I am working on understanding problem 3.4.13 from Durrett's Probability Theory and Examples. I found a solution online that relies on the following relationship: $$ \sum\limits_{j=1}^n j^{2-\beta}\sim \frac{n^{3-\beta}}{3-\beta}. $$
I have no idea how you show something like this.
Could anyone give some help?
Thank you.
On
We can approximate sums with integrals.
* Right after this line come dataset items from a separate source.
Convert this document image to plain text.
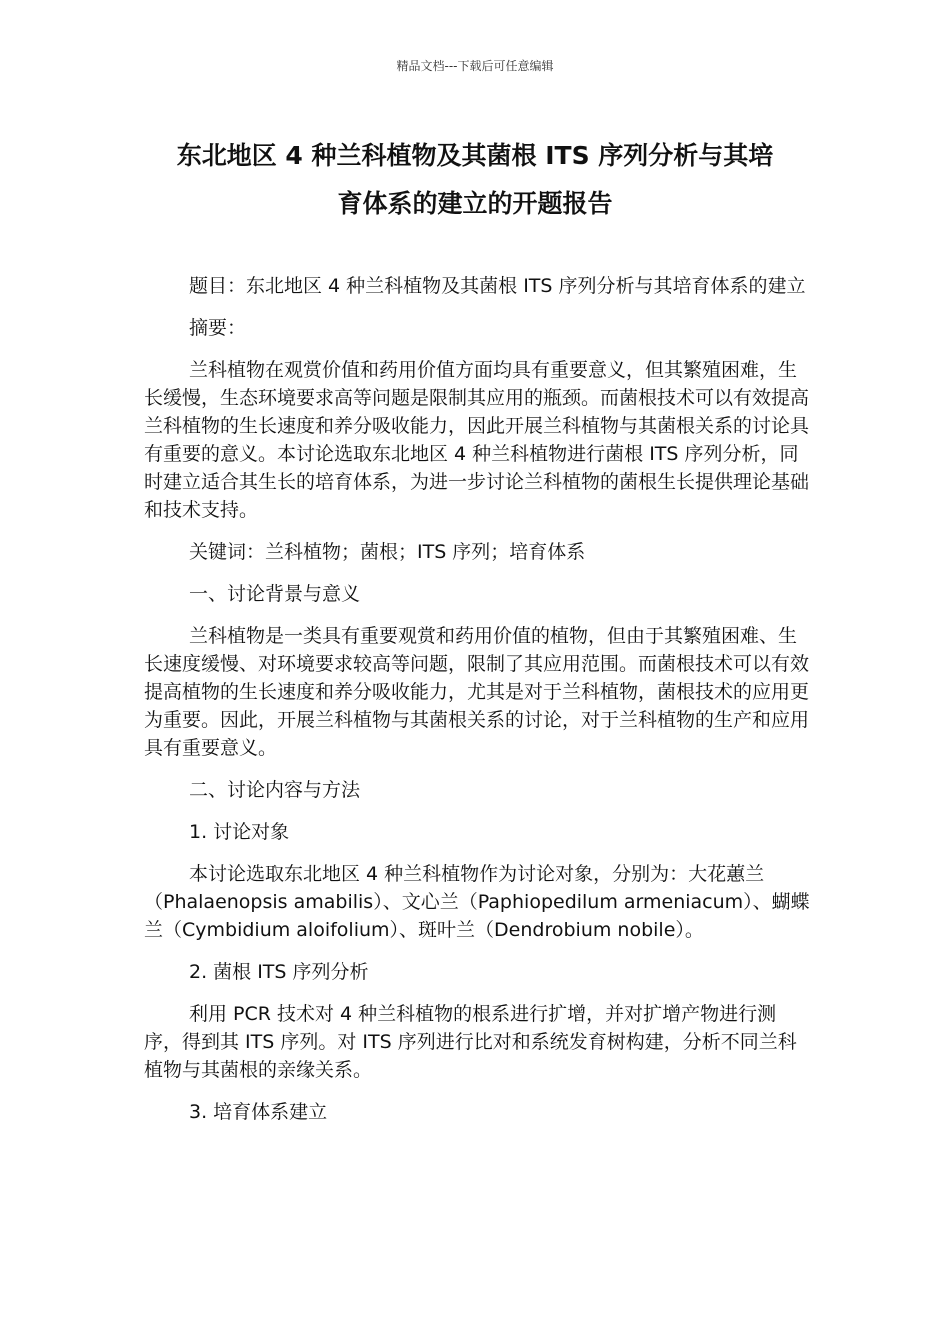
精品文档---下载后可任意编辑
东北地区 4 种兰科植物及其菌根 ITS 序列分析与其培
育体系的建立的开题报告

题目：东北地区 4 种兰科植物及其菌根 ITS 序列分析与其培育体系的建立

摘要：

兰科植物在观赏价值和药用价值方面均具有重要意义，但其繁殖困难，生长缓慢，生态环境要求高等问题是限制其应用的瓶颈。而菌根技术可以有效提高兰科植物的生长速度和养分吸收能力，因此开展兰科植物与其菌根关系的讨论具有重要的意义。本讨论选取东北地区 4 种兰科植物进行菌根 ITS 序列分析，同时建立适合其生长的培育体系，为进一步讨论兰科植物的菌根生长提供理论基础和技术支持。

关键词：兰科植物；菌根；ITS 序列；培育体系

一、讨论背景与意义

兰科植物是一类具有重要观赏和药用价值的植物，但由于其繁殖困难、生长速度缓慢、对环境要求较高等问题，限制了其应用范围。而菌根技术可以有效提高植物的生长速度和养分吸收能力，尤其是对于兰科植物，菌根技术的应用更为重要。因此，开展兰科植物与其菌根关系的讨论，对于兰科植物的生产和应用具有重要意义。

二、讨论内容与方法

1. 讨论对象

本讨论选取东北地区 4 种兰科植物作为讨论对象，分别为：大花蕙兰（Phalaenopsis amabilis）、文心兰（Paphiopedilum armeniacum）、蝴蝶兰（Cymbidium aloifolium）、斑叶兰（Dendrobium nobile）。

2. 菌根 ITS 序列分析

利用 PCR 技术对 4 种兰科植物的根系进行扩增，并对扩增产物进行测序，得到其 ITS 序列。对 ITS 序列进行比对和系统发育树构建，分析不同兰科植物与其菌根的亲缘关系。

3. 培育体系建立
If $f$ is an increasing function, then $$ \int_{s=a-1}^{b} f(s)\ ds \le \sum_{i=a}^{b} f(i) \le \int_{s=a}^{b+1} f(s)\ ds. $$ If $f$ is a decreasing function, then $$ \int_{s=a}^{b+1} f(s)\ ds \le \sum_{i=a}^{b} f(i) \le \int_{s=a-1}^{b} f(s)\ ds. $$ The notation $\sim$ means that the ratio of the left side and the right side tends to $1$ as $n$ goes to infinity.
$\sum_{j=1}^n j^{2-\beta}$ is a Riemann sum for $\int_0^n x^{2-\beta} dx$, which is equal to the right side you have given. (Specifically it is the right hand sum with $h=1$.) You can then use the error estimate for the rectangle rule to prove that the difference is of lower order than $n^{3-\beta}$.